Convert 0x1234 to 0x11223344

Question

How do I expand the hexadecimal number 0x1234 to 0x11223344 in a high-performance way?

unsigned int c = 0x1234, b;
b = (c & 0xff) << 4 | c & 0xf |          


        

Answer 1

While others operate on hard-core optimization...

Take this as your best bet:

std::string toAARRGGBB(const std::string &argb)
{
    std::string ret("0x");

    int start = 2; //"0x####";
                   // ^^ skipped

    for (int i = start;i < argb.length(); ++i)
    {
        ret += argb[i];
        ret += argb[i];
    }
    return ret;
}

int main()
{
    std::string argb = toAARRGGBB("0xACED"); //!!!
}

Haha

Answer 2

Assuming that, you want to always convert 0xWXYZ to 0xWWXXYYZZ, I believe that below solution would be little faster than the one you suggested:

unsigned int c = 0x1234;     
unsigned int b = (c & 0xf) | ((c & 0xf0) << 4) |
                 ((c & 0xf00) << 8) | ((c & 0xf000) << 12);
b |= (b << 4);

Notice that, one &(and) operation is saved from your solution. :-)
Demo.

Answer 3

This works and may be easier to understand, but bit manipulations are so cheap that I wouldn't worry much about efficiency.

#include <stdio.h>
#include <stdlib.h>

void main() {
  unsigned int c = 0x1234, b;

  b = (c & 0xf000) * 0x11000 + (c & 0x0f00) * 0x01100 +
      (c & 0x00f0) * 0x00110 + (c & 0x000f) * 0x00011;

  printf("%x -> %x\n", c, b);
} 

Answer 4

If multiplication is cheap and 64-bit arithmetics is available, you could use this code:

uint64_t x = 0x1234;
x *= 0x0001000100010001ull;
x &= 0xF0000F0000F0000Full;
x *= 0x0000001001001001ull;
x &= 0xF0F0F0F000000000ull;
x = (x >> 36) * 0x11;
std::cout << std::hex << x << '\n';

In fact, it uses the same idea as the original attempt by AShelly.

Answer 5

I think that the lookup table approach suggested by Dimitri is a good choice, but I suggest to go one step further and generate the table in compile time; doing the work at compile time will obviously lessen the execution time.

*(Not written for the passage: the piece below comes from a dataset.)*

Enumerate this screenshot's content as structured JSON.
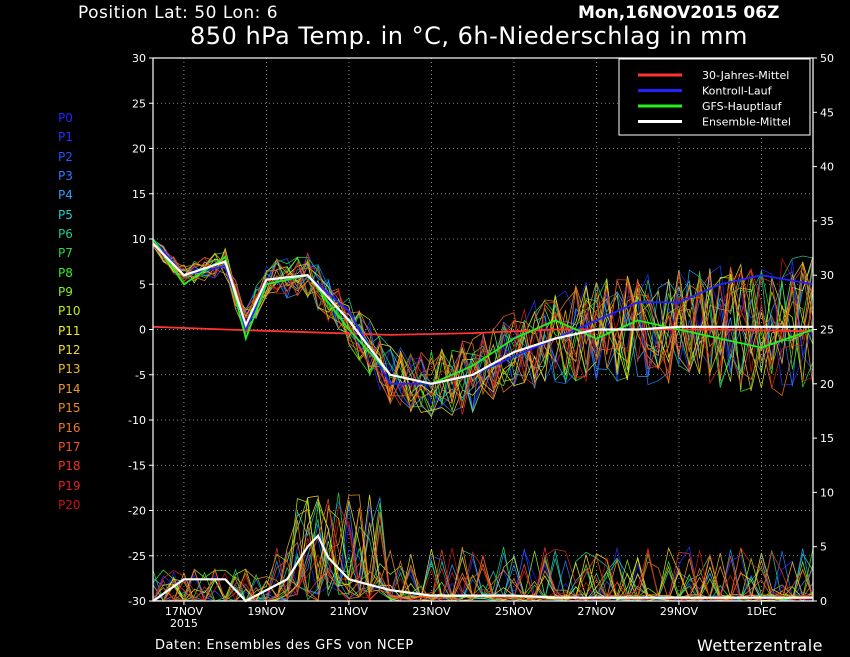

First, we create a compile-time value, using any of the suggested methods:

constexpr unsigned int transform1(unsigned int x)
{
  return ((x << 8) | x);
}

constexpr unsigned int transform2(unsigned int x)
{
  return (((x & 0x00f000f0) << 4) | (x & 0x000f000f));
}

constexpr unsigned int transform3(unsigned int x)
{
  return ((x << 4) | x);
}

constexpr unsigned int transform(unsigned int x)
{
  return transform3(transform2(transform1(x)));
}

// Dimitri version, using constexprs
template <unsigned int argb> struct aarrggbb_dimitri
{
  static const unsigned int value = transform(argb);
};

// Adam Liss version
template <unsigned int argb> struct aarrggbb_adamLiss
{
  static const unsigned int value =
    (argb & 0xf000) * 0x11000 +
    (argb & 0x0f00) * 0x01100 +
    (argb & 0x00f0) * 0x00110 +
    (argb & 0x000f) * 0x00011;
};

And then, we create the compile-time lookup table with whatever method we have available, I'll wish to use the C++14 integer sequence but I don't know which compiler will the OP be using. So another possible approach would be to use a pretty ugly macro:

#define EXPAND16(x) aarrggbb<x + 0>::value, \
aarrggbb<x + 1>::value, \
aarrggbb<x + 2>::value, \
aarrggbb<x + 3>::value, \
aarrggbb<x + 4>::value, \
aarrggbb<x + 5>::value, \
aarrggbb<x + 6>::value, \
... and so on

#define EXPAND EXPAND16(0), \
EXPAND16(0x10), \
EXPAND16(0x20), \
EXPAND16(0x30), \
EXPAND16(0x40), \
... and so on

... and so on

See demo here.

PS: The Adam Liss approach could be used without C++11.

Answer 6

If you are going to do this for OpenGL, I suggest you to use a glTexImageXD function with type parameter set to GL_UNSIGNED_SHORT_4_4_4_4. Your OpenGL driver should do the rest. And about the transparency inversion you can always manipulate blending via the glBlendFunc and glBlendEquation functions.